= Karl Friedrich Heusinger =

German pathologist (1792–1883)

Karl Friedrich Heusinger (28 February 1792 – 5 May 1883) was a German pathologist who was a native of Farnroda.

He studied medicine in Jena and Marburg, and afterwards was an assistant to Karl Gustav Himly (1772–1837) at the University of Göttingen. In 1813 he served as a military doctor in the Prussian Army, and later was a professor at the Universities of Jena (from 1821), Würzburg (from 1824) and Marburg (1829–83).

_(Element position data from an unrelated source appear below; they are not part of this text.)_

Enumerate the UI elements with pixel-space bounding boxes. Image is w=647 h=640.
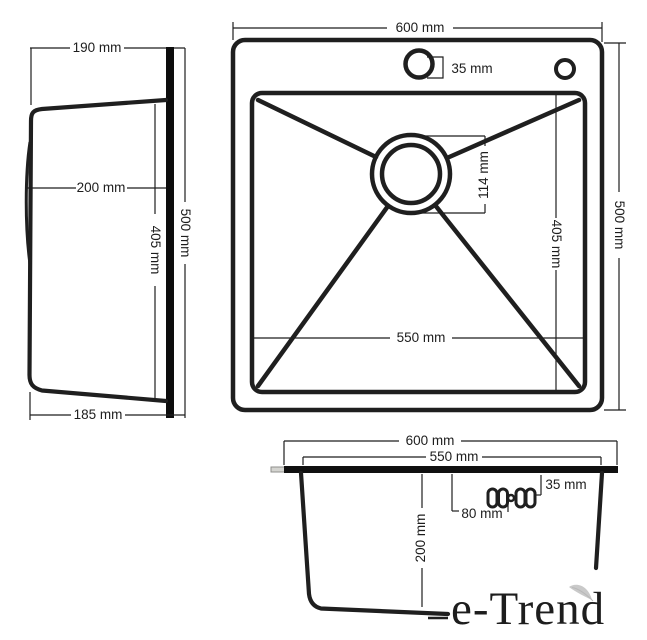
dim-label-bowl-length: 550 mm [397, 330, 446, 345]
drawing-svg: 190 mm 200 mm 405 mm 500 mm [0, 0, 647, 640]
top-view: 600 mm 35 mm 114 mm [233, 20, 627, 410]
dim-label-bowl-height: 405 mm [549, 220, 564, 269]
brand-logo-text: e-Trend [451, 583, 605, 635]
dim-label-section-overall-width: 600 mm [406, 433, 455, 448]
sink-outer-rim [233, 40, 602, 410]
dim-label-section-edge-offset: 35 mm [545, 477, 586, 492]
dim-label-drain-diameter: 114 mm [476, 151, 491, 199]
sink-side-outline [30, 100, 167, 401]
bowl-diagonal-bottom-left [258, 206, 388, 386]
faucet-hole [406, 51, 433, 78]
dim-label-side-inner-height: 405 mm [148, 226, 163, 275]
bowl-diagonal-top-right [447, 100, 579, 158]
dim-label-side-depth: 200 mm [77, 180, 126, 195]
dim-label-top-overall-height: 500 mm [612, 201, 627, 250]
dim-label-side-overall-height: 500 mm [178, 209, 193, 258]
bowl-diagonal-top-left [258, 100, 376, 157]
dim-label-side-top-width: 190 mm [73, 40, 122, 55]
countertop-edge-bar [166, 47, 174, 418]
mounting-clips-icon [488, 489, 535, 507]
countertop-tab [271, 467, 285, 472]
drain-inner-circle [382, 145, 440, 203]
dim-label-section-bowl-depth: 200 mm [413, 514, 428, 563]
dim-label-side-bottom-width: 185 mm [74, 407, 123, 422]
section-rim-bar [284, 466, 618, 473]
soap-dispenser-hole [556, 60, 574, 78]
section-bowl-right-wall [596, 473, 602, 568]
dim-label-section-bowl-width: 550 mm [430, 449, 479, 464]
sink-technical-drawing: 190 mm 200 mm 405 mm 500 mm [0, 0, 647, 640]
dim-label-top-overall-width: 600 mm [396, 20, 445, 35]
side-view: 190 mm 200 mm 405 mm 500 mm [26, 40, 193, 422]
brand-logo: e-Trend [451, 583, 605, 635]
dim-label-faucet-hole: 35 mm [451, 61, 492, 76]
dim-side-top-width [30, 48, 185, 105]
dim-label-section-hole-offset: 80 mm [461, 506, 502, 521]
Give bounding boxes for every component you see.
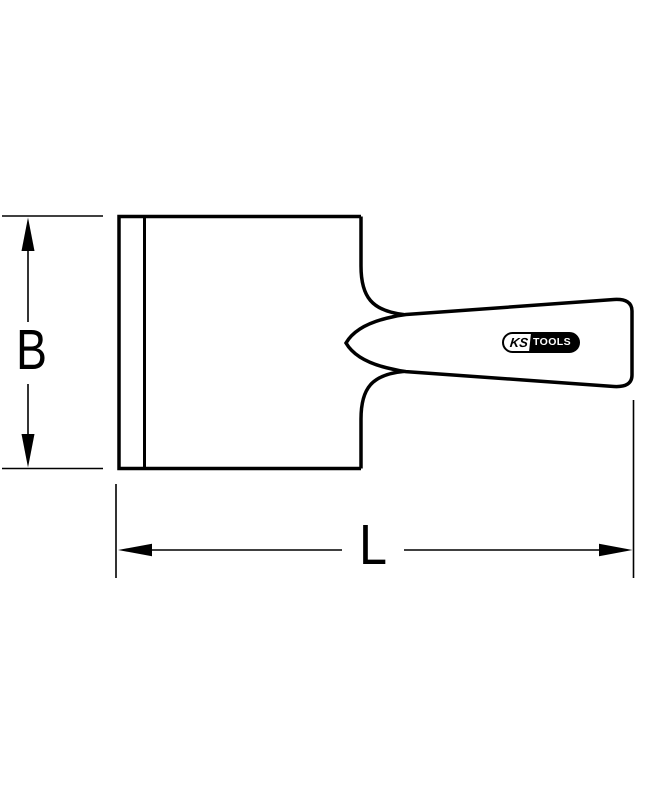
dim-b-arrow-down (22, 434, 35, 468)
diagram-lines (2, 216, 634, 578)
scraper-blade-outline (119, 217, 361, 469)
dim-l-arrow-left (118, 544, 152, 557)
ks-tools-logo: KS TOOLS (502, 332, 580, 353)
neck-curve-top (361, 217, 404, 315)
diagram-arrows-and-labels: B L (16, 218, 633, 578)
dim-label-l: L (359, 513, 387, 577)
logo-tools-text: TOOLS (530, 334, 578, 351)
dim-b-arrow-up (22, 218, 35, 252)
dim-l-arrow-right (599, 544, 633, 557)
dim-label-b: B (16, 318, 47, 382)
technical-drawing-canvas: B L KS TOOLS (0, 0, 654, 800)
scraper-diagram: B L (0, 0, 654, 800)
neck-curve-bottom (361, 371, 404, 468)
logo-ks-text: KS (502, 334, 531, 351)
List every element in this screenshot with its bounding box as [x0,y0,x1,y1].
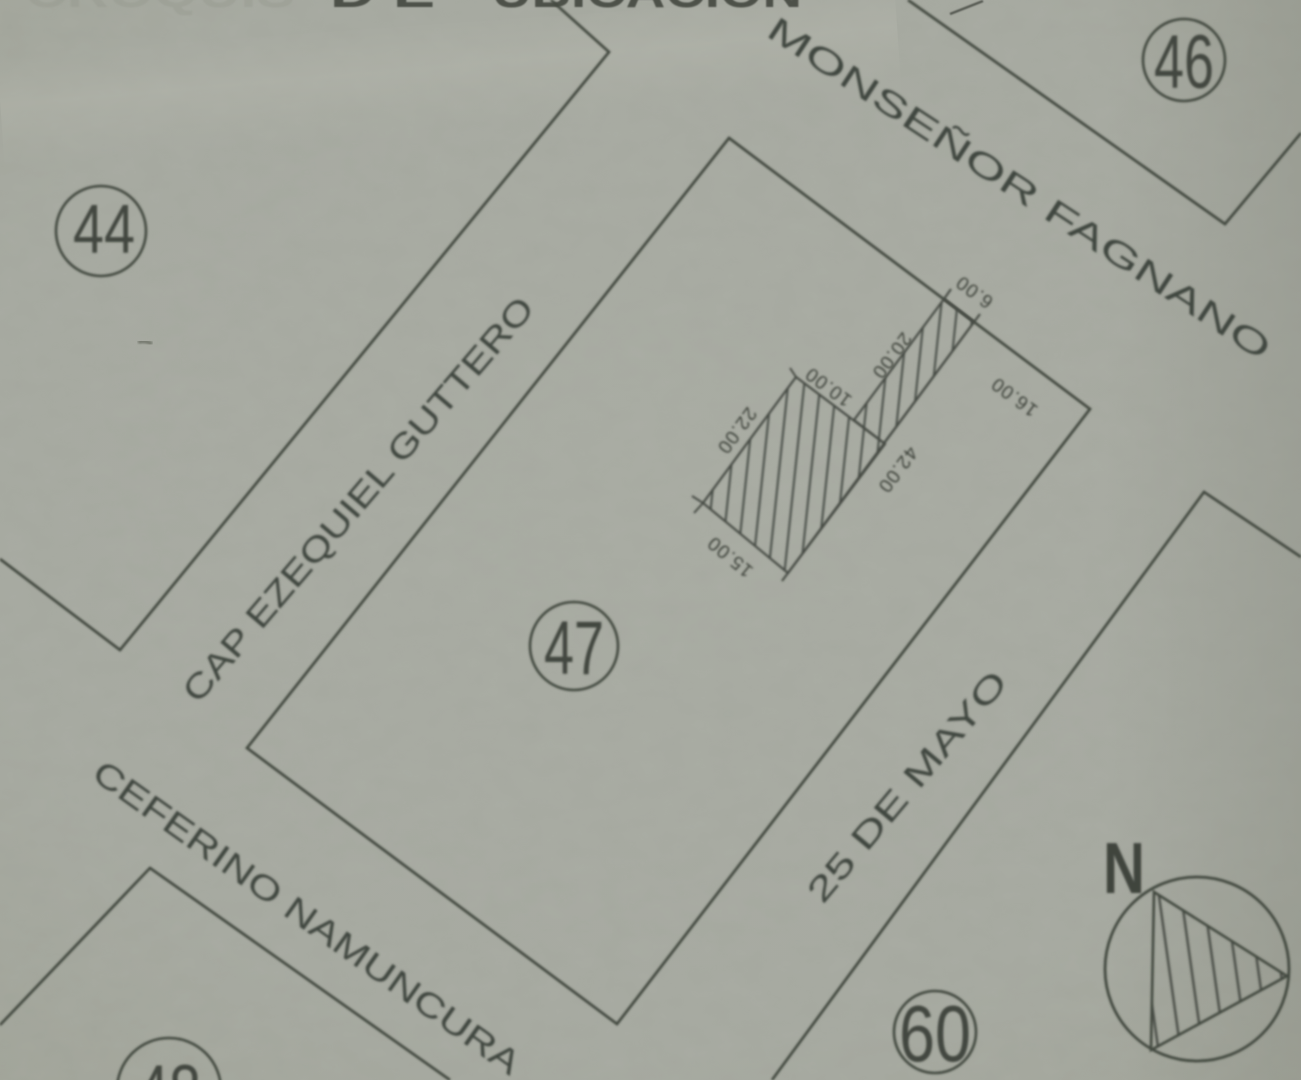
svg-text:48: 48 [137,1050,201,1080]
svg-text:UBICACIÓN: UBICACIÓN [492,0,802,17]
svg-text:60: 60 [899,989,971,1078]
svg-text:47: 47 [544,606,604,691]
svg-text:D E: D E [330,0,435,17]
svg-text:46: 46 [1154,20,1214,105]
svg-text:CROQUIS: CROQUIS [25,0,295,17]
svg-text:N: N [1103,829,1145,909]
svg-text:44: 44 [73,190,135,268]
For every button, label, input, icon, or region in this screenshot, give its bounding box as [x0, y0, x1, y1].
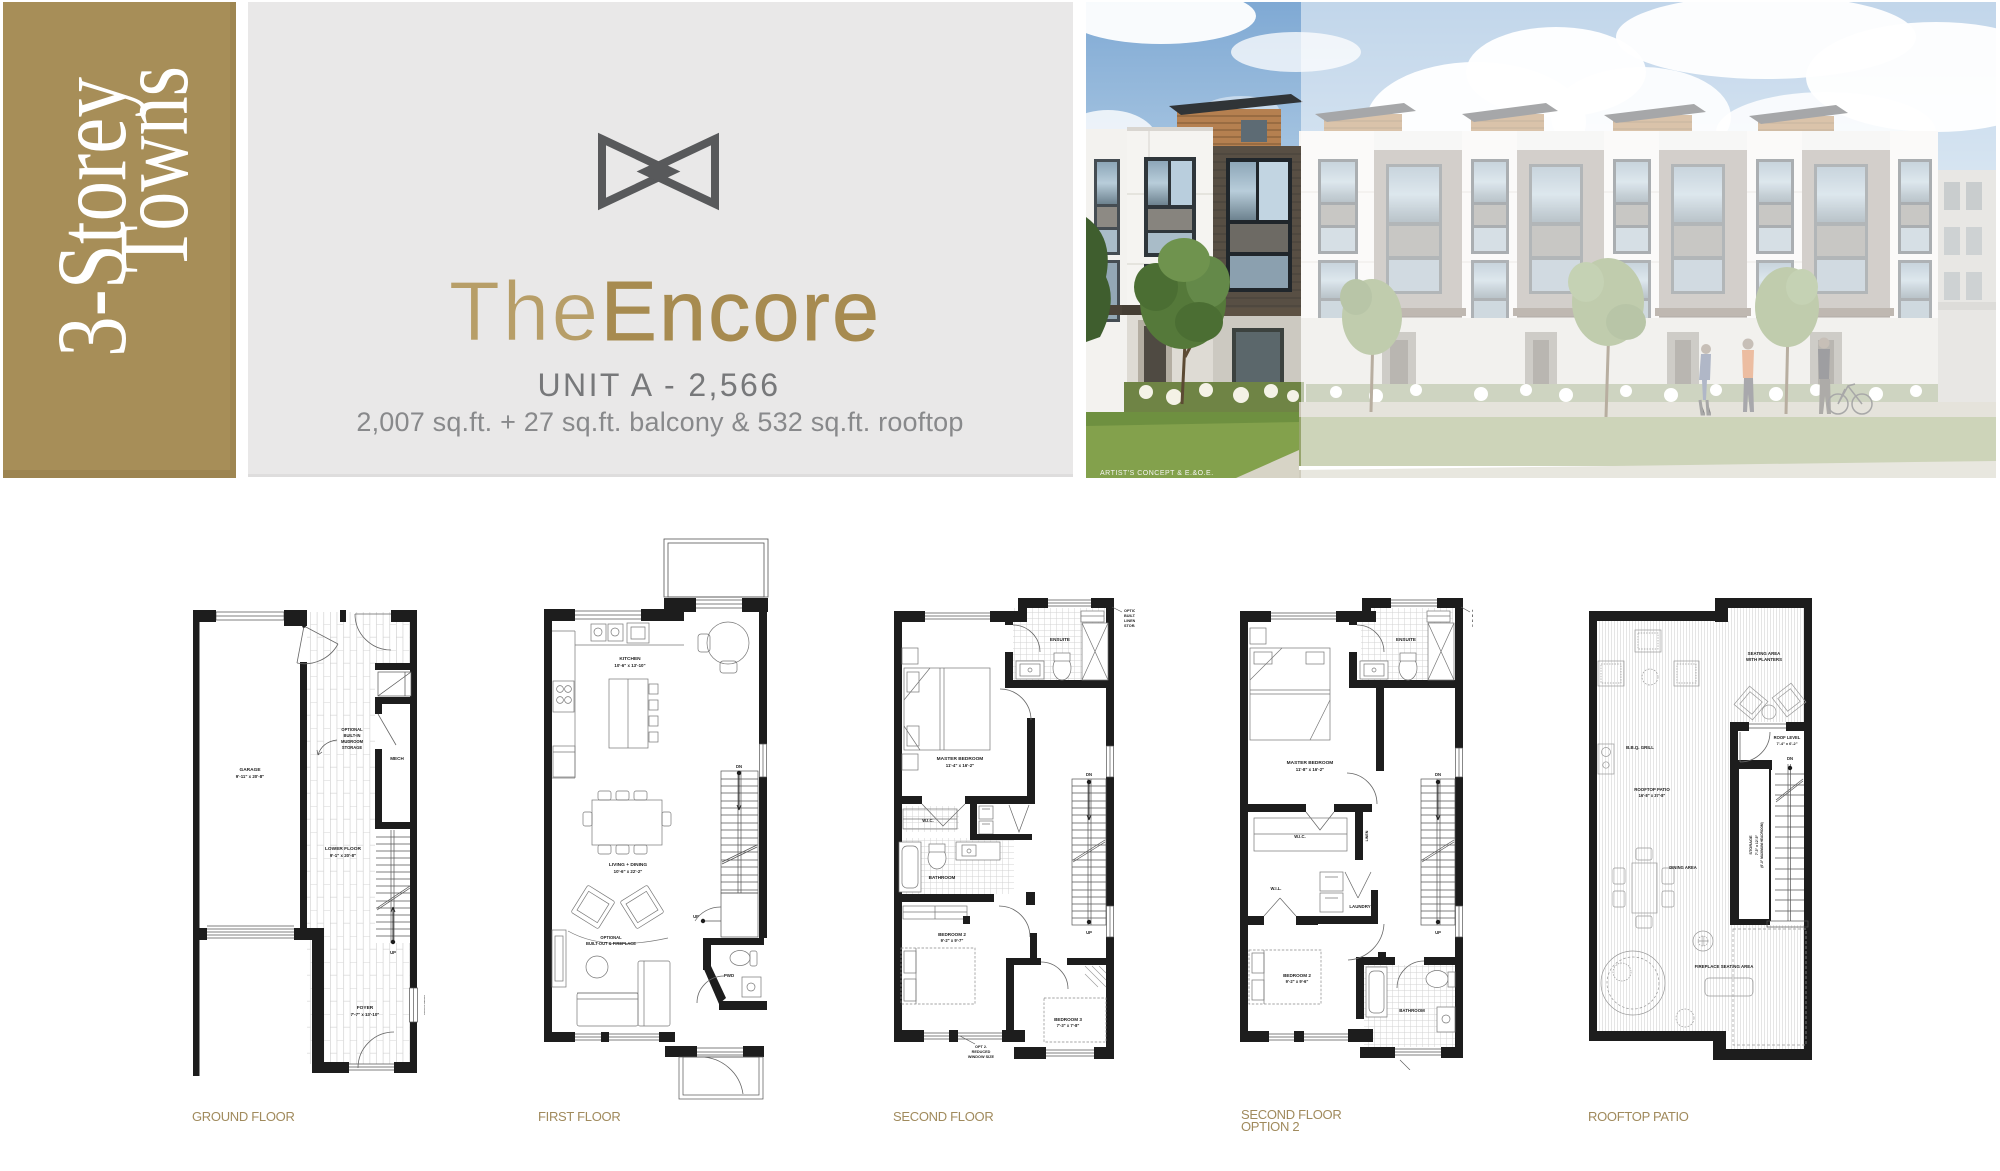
svg-text:OPTIONAL: OPTIONAL — [1472, 609, 1473, 613]
svg-text:10'-6" x 22'-2": 10'-6" x 22'-2" — [614, 869, 643, 874]
svg-text:9'-11" x 20'-8": 9'-11" x 20'-8" — [236, 774, 264, 779]
svg-text:B.B.Q. GRILL: B.B.Q. GRILL — [1626, 745, 1654, 750]
svg-text:STORAGE: STORAGE — [1472, 624, 1473, 628]
svg-text:ROOF LEVEL: ROOF LEVEL — [1774, 735, 1801, 740]
svg-text:TheEncore: TheEncore — [449, 264, 882, 358]
svg-text:UP: UP — [1086, 930, 1092, 935]
svg-text:DINING AREA: DINING AREA — [1669, 865, 1697, 870]
svg-text:UP: UP — [390, 950, 396, 955]
svg-text:FOYER: FOYER — [357, 1005, 374, 1011]
svg-text:10'-6" x 13'-10": 10'-6" x 13'-10" — [614, 663, 645, 668]
svg-text:16'-8" x 37'-8": 16'-8" x 37'-8" — [1639, 793, 1666, 798]
svg-text:BEDROOM 3: BEDROOM 3 — [1054, 1017, 1082, 1022]
svg-text:ENSUITE: ENSUITE — [1396, 637, 1416, 642]
svg-text:OPTIONAL: OPTIONAL — [341, 727, 363, 732]
svg-text:7'-7" x 13'-10": 7'-7" x 13'-10" — [351, 1012, 380, 1017]
svg-text:LOWER FLOOR: LOWER FLOOR — [325, 846, 362, 852]
svg-text:BUILT-OUT & FIREPLACE: BUILT-OUT & FIREPLACE — [586, 941, 636, 946]
svg-text:9'-1" x 20'-8": 9'-1" x 20'-8" — [330, 853, 356, 858]
svg-text:MASTER BEDROOM: MASTER BEDROOM — [1287, 760, 1334, 766]
svg-text:7'-3" x 7'-8": 7'-3" x 7'-8" — [1057, 1023, 1080, 1028]
svg-text:BUILT-IN: BUILT-IN — [1124, 614, 1135, 618]
svg-text:WINDOW SIZE: WINDOW SIZE — [968, 1055, 995, 1059]
svg-text:WITH PLANTERS: WITH PLANTERS — [1746, 657, 1782, 662]
svg-text:BATHROOM: BATHROOM — [929, 875, 956, 880]
svg-text:KITCHEN: KITCHEN — [619, 656, 641, 662]
svg-text:OPT 2.: OPT 2. — [975, 1045, 987, 1049]
svg-text:BATHROOM: BATHROOM — [1399, 1008, 1425, 1013]
svg-text:LAUNDRY: LAUNDRY — [1349, 904, 1370, 909]
svg-text:2,007 sq.ft. + 27 sq.ft. balco: 2,007 sq.ft. + 27 sq.ft. balcony & 532 s… — [356, 407, 963, 437]
svg-text:STORAGE: STORAGE — [1748, 835, 1753, 855]
svg-text:MUDROOM: MUDROOM — [423, 995, 425, 1014]
svg-text:Towns: Towns — [98, 66, 209, 273]
svg-text:OPTIONAL: OPTIONAL — [600, 935, 622, 940]
svg-text:(6'-0" MAXIMUM HEADROOM): (6'-0" MAXIMUM HEADROOM) — [1760, 822, 1764, 867]
svg-text:FIREPLACE SEATING AREA: FIREPLACE SEATING AREA — [1695, 964, 1755, 969]
svg-text:ENSUITE: ENSUITE — [1050, 637, 1070, 642]
svg-text:MECH: MECH — [390, 756, 404, 761]
svg-text:W.I.C.: W.I.C. — [1294, 834, 1305, 839]
svg-text:7'-3" x 12'-5": 7'-3" x 12'-5" — [1755, 834, 1759, 855]
svg-text:11'-8" x 16'-2": 11'-8" x 16'-2" — [1296, 767, 1324, 772]
svg-text:9'-2" x 9'-6": 9'-2" x 9'-6" — [1286, 979, 1309, 984]
svg-text:DN: DN — [736, 764, 742, 769]
svg-text:LINEN: LINEN — [1124, 619, 1135, 623]
svg-text:W.I.L.: W.I.L. — [1271, 886, 1282, 891]
svg-text:PWD: PWD — [724, 973, 734, 978]
svg-text:GARAGE: GARAGE — [239, 767, 261, 773]
svg-text:MASTER BEDROOM: MASTER BEDROOM — [937, 756, 984, 762]
svg-text:ROOFTOP PATIO: ROOFTOP PATIO — [1634, 787, 1670, 792]
svg-text:7'-4" x 6'-2": 7'-4" x 6'-2" — [1776, 741, 1797, 746]
svg-text:STORAGE: STORAGE — [1124, 624, 1135, 628]
svg-text:DN: DN — [1435, 772, 1441, 777]
svg-text:9'-2" x 9'-7": 9'-2" x 9'-7" — [941, 938, 964, 943]
svg-text:W.I.C.: W.I.C. — [922, 818, 933, 823]
svg-text:UNIT A - 2,566: UNIT A - 2,566 — [538, 367, 781, 403]
svg-text:REDUCED: REDUCED — [972, 1050, 991, 1054]
svg-text:DN: DN — [1787, 756, 1793, 761]
svg-text:LIVING + DINING: LIVING + DINING — [609, 862, 648, 868]
svg-text:SEATING AREA: SEATING AREA — [1748, 651, 1782, 656]
svg-text:BUILT-IN: BUILT-IN — [1472, 614, 1473, 618]
svg-text:MUDROOM: MUDROOM — [341, 739, 364, 744]
svg-text:LINEN: LINEN — [1472, 619, 1473, 623]
svg-text:STORAGE: STORAGE — [342, 745, 362, 750]
svg-text:LINEN: LINEN — [1365, 830, 1369, 841]
svg-text:BEDROOM 2: BEDROOM 2 — [938, 932, 966, 937]
svg-text:DN: DN — [1086, 772, 1092, 777]
svg-text:11'-4" x 16'-2": 11'-4" x 16'-2" — [946, 763, 974, 768]
svg-text:UP: UP — [1435, 930, 1441, 935]
svg-text:BEDROOM 2: BEDROOM 2 — [1283, 973, 1311, 978]
svg-text:OPTIONAL: OPTIONAL — [1124, 609, 1135, 613]
svg-text:BUILT-IN: BUILT-IN — [344, 733, 361, 738]
svg-text:ARTIST'S CONCEPT & E.&O.E.: ARTIST'S CONCEPT & E.&O.E. — [1100, 470, 1214, 477]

Heusinger was a pioneer in the field of comparative pathology. In 1829 he published an influential work on physical and psychological anthropology titled Grundriß der physischen und psychischen Anthropologie. Among his other writings was a German translation of François Magendie's (1783-1855) Précis élémentaire de physiologie, and letters of correspondence with naturalist Charles Darwin. He also wrote a remarkable review of geophagy, titled Die sogenannte Geophagie oder tropische (besser: Malaria-) Chlorose als Krankheit aller Länder und Klimate.

== Selected writings ==
- Entzündung und Vergrößerung der Milz, (Inflammation and enlargement of the spleen), Eisenach 1820 und 1823.
- Grundriß der physischen und psychischen Anthropologie. Eisenach 1829. (Sketch of physical and psychological anthropology).
- Grundriß der Encyklopädie und Methodologie der Natur- und Heilkunde. Eisenach 1839.
- Recherches de pathologie comparée. Kassel 1844–53, two volumes (Research on comparative pathology).
- Die sogenannte Geophagie oder tropische (besser: Malaria-) Chlorose als Krankheit aller Länder und Klimate. - The so-called geophagy, or, tropical (better: malaria) chlorosis as a disease of all lands and climes.